Beatrix Saule, direttrice generale onoraria della reggia di Versailles, è la presidente del Comitato scientifico del TSM che presiede a questo progetto a stretto contatto con Leonardo Di Marco, Direttore dell’Ufficio Tecnico della Custodia.

«La nuova sezione storica – spiega Beatrix Saule – prevede un itinerario di 22 sale, su una superficie di 1200 mq2. È prevista una piccola sezione introduttiva sulla nascita della Chiesa a Gerusalemme, per poi accedere alle due grandi sezioni artistiche. La prima sezione, dedicata alla “Storia e missione della Custodia di Terra Santa”, vuole informare il visitatore sulla storia della presenza dei Francescani in questa terra, ma soprattutto renderlo consapevole di essere parte di una catena ininterrotta di credenti della Chiesa locale e universale, in Terra Santa. Questa sezione evidenzierà il ruolo e le relazioni dei frati con la chiesa latina locale ma anche con altre comunità cristiane, presentando una sala dedicata all’arte cristiana orientale e alla madreperla».

George Al’Ama, membro del Comitato Scientifico del TSM ed esperto di arte palestinese, ha sottolineato quanto questo museo sia significativo per lui e per il mantenimento dell'identità cristiana a Gerusalemme. «Dietro ogni opera d’arte c’è una famiglia, un laboratorio, una tecnica e la testimonianza di queste strette relazioni tra comunità cristiane di diversi Paesi della regione», essendo Gerusalemme il centro di un’importante influenza artistica, come dimostra il progetto di ricerca sulle icone palestinesi avviato da Raphaëlle Ziadé, membro del comitato scientifico e direttore del Dipartimento di Arte Bizantina del Petit Palais a Parigi.

La seconda sezione riguarderà più strettamente il “Tesoro del Santo Sepolcro”, dove verranno mostrati preziosi pezzi unici donati dalle Case Reali europee per manifestare la loro devozione ai Luoghi Santi e sostenere la Custodia. Qui saranno esposti oggetti liturgici, ornamenti e paramenti sacri di rara manifattura, preziosi vasi da farmacia e armature . Ma anche opere più eccezionali, come il più antico organo della Cristianità (XII secolo).

Vincenzo Zuppardo e Lorraine Abu Azizeh – entrambi architetti responsabili del Terra Sancta Museum –  hanno guidato i partecipanti alla visita del cantiere dove verrà ospitata la nuova collezione. Il nucleo più antico del Convento di San Salvatore risale al monastero dei Georgiani, dove i primi francescani trovarono rifugio nel 1557, allorché furono espulsi dal convento presso il Monte Sion dai turchi. I lavori strutturali per realizzare qui le sale museali prevedono una grandissima attenzione, a causa delle specificità legate sia alla loro ubicazione ma anche alla loro collocazione in edifici preesistenti, costruiti in tempi diversi. «I problemi principali che bisogna affrontare – spiegano gli architetti – sono la stabilità strutturale dell’edificio e l’umidità, ma anche la difficoltà del livellamento pavimentale delle sale, per rendere lo spazio fruibile a persone con disabilità».

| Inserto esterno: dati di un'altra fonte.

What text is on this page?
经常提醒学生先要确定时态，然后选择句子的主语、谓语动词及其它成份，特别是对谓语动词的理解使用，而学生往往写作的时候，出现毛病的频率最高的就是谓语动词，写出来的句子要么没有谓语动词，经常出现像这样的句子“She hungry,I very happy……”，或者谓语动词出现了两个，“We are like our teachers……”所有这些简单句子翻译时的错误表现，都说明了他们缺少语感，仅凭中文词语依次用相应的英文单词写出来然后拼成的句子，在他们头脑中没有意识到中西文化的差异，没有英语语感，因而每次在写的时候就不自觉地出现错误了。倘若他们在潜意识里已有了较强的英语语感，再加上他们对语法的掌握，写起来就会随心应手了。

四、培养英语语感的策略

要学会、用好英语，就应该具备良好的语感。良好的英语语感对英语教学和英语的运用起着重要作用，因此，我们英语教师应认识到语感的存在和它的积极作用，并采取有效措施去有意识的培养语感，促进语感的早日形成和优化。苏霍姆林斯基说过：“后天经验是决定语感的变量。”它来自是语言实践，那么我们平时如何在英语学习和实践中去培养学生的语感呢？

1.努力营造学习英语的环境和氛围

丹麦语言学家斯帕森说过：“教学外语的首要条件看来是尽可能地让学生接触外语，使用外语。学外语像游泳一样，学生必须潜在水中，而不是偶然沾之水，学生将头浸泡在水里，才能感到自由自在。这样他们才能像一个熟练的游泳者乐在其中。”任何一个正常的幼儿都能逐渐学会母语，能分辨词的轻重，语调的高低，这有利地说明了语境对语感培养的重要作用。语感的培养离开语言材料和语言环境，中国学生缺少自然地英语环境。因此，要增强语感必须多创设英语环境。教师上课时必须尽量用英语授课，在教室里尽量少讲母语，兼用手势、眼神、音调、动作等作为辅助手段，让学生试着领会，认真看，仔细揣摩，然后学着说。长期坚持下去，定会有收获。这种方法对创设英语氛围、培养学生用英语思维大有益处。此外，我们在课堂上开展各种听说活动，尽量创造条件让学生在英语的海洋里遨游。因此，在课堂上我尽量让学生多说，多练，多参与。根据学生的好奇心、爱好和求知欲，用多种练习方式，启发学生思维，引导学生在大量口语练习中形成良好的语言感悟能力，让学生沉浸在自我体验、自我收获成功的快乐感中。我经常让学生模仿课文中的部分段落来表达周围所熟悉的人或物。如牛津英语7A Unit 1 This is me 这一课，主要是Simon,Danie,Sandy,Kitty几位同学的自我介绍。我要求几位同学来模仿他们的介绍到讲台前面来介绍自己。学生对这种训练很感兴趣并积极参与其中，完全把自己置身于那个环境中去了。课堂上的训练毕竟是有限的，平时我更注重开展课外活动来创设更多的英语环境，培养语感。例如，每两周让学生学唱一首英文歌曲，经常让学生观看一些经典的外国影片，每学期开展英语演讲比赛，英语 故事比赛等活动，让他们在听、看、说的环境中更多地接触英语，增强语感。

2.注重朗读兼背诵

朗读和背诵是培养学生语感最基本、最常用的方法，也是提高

Di fronte a queste sfide architettoniche e sulla base della sua lunga esperienza sul campo, la squadra dell’Ufficio Tecnico della Custodia ha avuto l’intuizione di proporre una serie di workshops, aperti a studenti palestinesi e professionisti del settore dell’architettura e dell’ingegneria, interessati a conoscere da vicino metodologie e tecniche di restauro e di conservazione di edifici. Nell’ambito del progetto sostenuto dall’Agenzia francese per lo sviluppo (AFD) e dalla ONG palestinese Development Center (NDC), sono già previsti, tra gennaio e giugno 2023, quattro workshops dove interverranno esperti palestinesi e internazionali. È giunto il momento di incontrarsi ma anche di mobilitarsi affinché il mondo palestinese possa prendere piena coscienza dei prestigiosi obiettivi del Museo Terra Sancta e della sua volontà di collaborare pienamente con il territorio.